3Une société humaine est toujours plus que la somme de ses composantes. Ce constat paraît d’une banalité déconcertante mais les sociologues, et Durkheim le premier, l’ont identifié comme leur axiome : un tout n’est pas égal à la somme de ses parties. Autrement dit, un groupe, un collectif, une société humaine, qu’elle soit étroite comme une équipe médicale ou large comme une institution étatique, ne peut se ramener à la somme de ses participants. Ceci veut simplement dire que pour qu’il y ait lien social, il faut en supplément la place pour l’instance qui représente ladite collectivité.
4Ceci implique que soit reconnue une différence de places – la place du collectif et celle de l’individu –, une asymétrie dans la conception implicite que l’on a du lien social. A partir de cette asymétrie, peut se déduire une légitimité à faire valoir l’instance collective sur chacun des membres du collectif ; mais a contrario, sans prévalence reconnue à l’instance collective, il n’y aura plus que des conflits nés du heurt des narcissismes entre eux, et surtout pas de possibilité de sortir du conflit par une voie tierce. Ajoutons que cette référence doit, pour bien faire, fonctionner aussi à l’intérieur de l’appareil psychique de chacun.
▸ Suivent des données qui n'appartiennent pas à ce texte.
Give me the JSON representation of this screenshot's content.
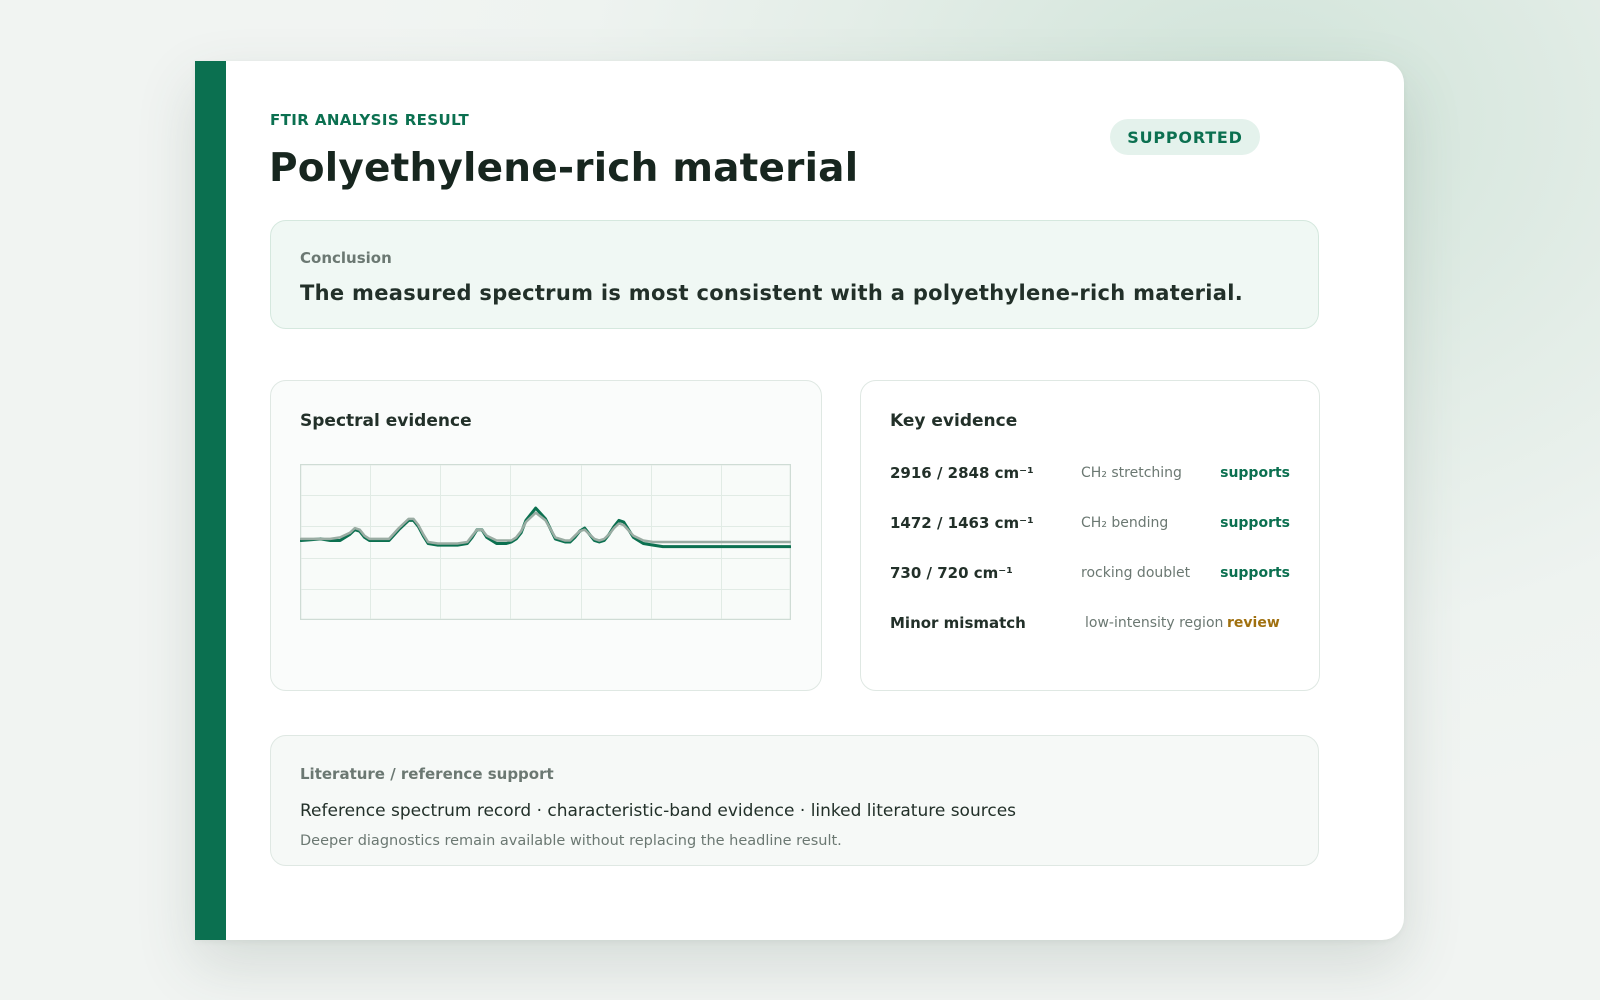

5Faute de ce discernement, chacun peut faire comme bon lui semble – à condition de ne pas mettre à mal son voisin ! L’instance collective n’a dès lors plus d’autre fonction que d’organiser les trajets afin que chacun puisse croiser l’autre sans heurt, à l’instar des échangeurs d’autoroute. C’est ce qu’on appelle parfois la gouvernance, qui devrait remplacer le terme ancien de gouvernement. Il n’est pas difficile de percevoir ce que ce terme peut véhiculer de confusion s’il doit permettre de ne plus avoir à gouverner ! Car ce n’est plus alors qu’une instance factice et gestionnaire qui, à l’instar du management, rend compatible les uns avec les autres en se donnant la tâche d’éviter l’émergence de tout conflit. Dans un tel contexte, ce qui est espéré, c’est de ne plus devoir s’engager dans une décision, de ne plus avoir à trancher et de pouvoir compter sur des mécanismes régulateurs pour venir à bout de la conflictualité des différences.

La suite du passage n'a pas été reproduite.